Form-Meaning-Use Framework

 

 

Form

 

Meaning

 

Use

 

 

How is the vocabulary unit, functional expression, or grammar structure formed?

 

What meaning does the vocabulary, functional expression or grammar structure have in the (specific) context?

 

 

When or why is the vocabulary, functional expression or grammar structure used?

 

 

How is a unit of language formed?

What does the unit of language mean?

When and why is the unit of language used?

Form refers to the visible and audible parts of vocabulary, functional expressions and grammar units:  the spelling, phonemes, syllable stress, words in a phrase, prefixes or suffixes, syntax (word order), choice of noun or verb, etc for a particular place in a sentence, and/or punctuation. 

For example: the present perfect is formed with have been plus the past participle of the main verb;  tired of is followed by Ving/gerund not an to V/infinitive, in my opinion and not on my opinion; the word is spelled c-o-n-t-e-n-t and the second syllable is stressed

There are two aspects of meaning.  First, what is literal or ‘essential’ meaning of the word, phrase, functional expression or grammar structure?  Second, what does it mean in the context it’s being used in?

For example:  She’s wearing a red skirt.  The literal or essential meaning of the word has to do with naming a particular color. 

She’s red from sitting in the sun.  Her skin has turned a particular shade of pink indicating sunburn.

He was a well-known red.
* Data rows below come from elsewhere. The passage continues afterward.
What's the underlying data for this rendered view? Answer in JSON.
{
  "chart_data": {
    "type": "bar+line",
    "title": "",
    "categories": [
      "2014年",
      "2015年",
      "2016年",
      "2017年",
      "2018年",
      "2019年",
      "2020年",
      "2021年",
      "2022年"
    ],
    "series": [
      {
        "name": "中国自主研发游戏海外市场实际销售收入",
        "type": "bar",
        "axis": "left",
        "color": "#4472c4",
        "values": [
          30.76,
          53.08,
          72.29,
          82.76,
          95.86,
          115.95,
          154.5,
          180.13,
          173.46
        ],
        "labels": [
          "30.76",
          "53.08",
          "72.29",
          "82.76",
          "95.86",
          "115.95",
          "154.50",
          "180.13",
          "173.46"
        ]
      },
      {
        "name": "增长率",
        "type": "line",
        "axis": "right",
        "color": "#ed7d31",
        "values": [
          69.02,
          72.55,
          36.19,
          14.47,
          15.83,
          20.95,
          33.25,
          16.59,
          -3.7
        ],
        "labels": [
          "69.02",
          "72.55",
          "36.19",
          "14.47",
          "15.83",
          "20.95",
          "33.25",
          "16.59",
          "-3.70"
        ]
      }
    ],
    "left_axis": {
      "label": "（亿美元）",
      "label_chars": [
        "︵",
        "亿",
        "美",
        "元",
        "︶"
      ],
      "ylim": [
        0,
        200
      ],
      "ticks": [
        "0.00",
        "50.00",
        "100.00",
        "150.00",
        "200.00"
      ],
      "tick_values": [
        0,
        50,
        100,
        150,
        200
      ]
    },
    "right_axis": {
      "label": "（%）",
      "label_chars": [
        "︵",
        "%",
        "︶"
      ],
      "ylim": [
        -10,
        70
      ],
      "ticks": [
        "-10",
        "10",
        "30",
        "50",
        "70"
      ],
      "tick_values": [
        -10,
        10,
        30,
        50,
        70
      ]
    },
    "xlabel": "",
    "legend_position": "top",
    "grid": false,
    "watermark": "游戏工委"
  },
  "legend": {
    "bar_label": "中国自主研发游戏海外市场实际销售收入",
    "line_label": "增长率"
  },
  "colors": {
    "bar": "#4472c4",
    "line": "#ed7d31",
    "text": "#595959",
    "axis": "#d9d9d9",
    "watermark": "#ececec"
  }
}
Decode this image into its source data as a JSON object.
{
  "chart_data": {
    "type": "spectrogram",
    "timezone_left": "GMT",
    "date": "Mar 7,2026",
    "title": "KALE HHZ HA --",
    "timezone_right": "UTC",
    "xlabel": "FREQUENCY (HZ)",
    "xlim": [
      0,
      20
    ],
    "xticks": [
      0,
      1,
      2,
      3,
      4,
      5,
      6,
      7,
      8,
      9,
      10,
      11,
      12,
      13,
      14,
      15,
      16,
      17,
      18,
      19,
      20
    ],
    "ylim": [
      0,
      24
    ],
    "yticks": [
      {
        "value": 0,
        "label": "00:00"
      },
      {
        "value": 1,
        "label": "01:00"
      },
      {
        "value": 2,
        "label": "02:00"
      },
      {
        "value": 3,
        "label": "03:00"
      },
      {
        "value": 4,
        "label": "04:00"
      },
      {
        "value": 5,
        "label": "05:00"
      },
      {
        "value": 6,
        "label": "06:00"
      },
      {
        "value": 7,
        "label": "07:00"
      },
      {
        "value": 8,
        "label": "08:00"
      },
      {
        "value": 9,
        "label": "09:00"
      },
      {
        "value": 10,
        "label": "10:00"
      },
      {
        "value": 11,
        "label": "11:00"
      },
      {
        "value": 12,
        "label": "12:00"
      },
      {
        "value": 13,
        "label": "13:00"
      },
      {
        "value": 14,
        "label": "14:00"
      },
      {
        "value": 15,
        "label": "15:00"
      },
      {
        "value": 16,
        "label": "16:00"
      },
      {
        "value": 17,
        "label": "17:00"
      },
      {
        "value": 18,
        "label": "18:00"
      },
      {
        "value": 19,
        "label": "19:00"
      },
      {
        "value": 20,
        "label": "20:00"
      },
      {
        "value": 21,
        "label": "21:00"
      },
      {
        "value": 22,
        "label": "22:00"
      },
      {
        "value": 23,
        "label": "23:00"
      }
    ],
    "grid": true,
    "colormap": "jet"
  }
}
Red indicates the person’s political beliefs and affiliation.

 

The words, functional expressions, grammar structures we choose to use are determined by the situation we are in and/or what we want to communicate to our listener(s).  Use is interconnected with meaning.

For example:  Please note: Mail will not be delivered on Thursdays until further notice. The passive voice is used appropriately here because it is more formal and objective; because listeners know generally that postmen deliver the mail and that this decision was made by a nameless government or postal official; and because the what is crucial to communicate is the fact that there will be no postal delivery on the specified day for the foreseeable future.

For example:  Good morning! is a greeting we use with friends, family, our boss, etc. when we see them before noon.  If we say Good morning! to a family morning as s/he gets up in the afternoon (because they were out late the night before), we are being ironic and perhaps indicating disapproval.  We would probably not say this to our boss when s/he came in late.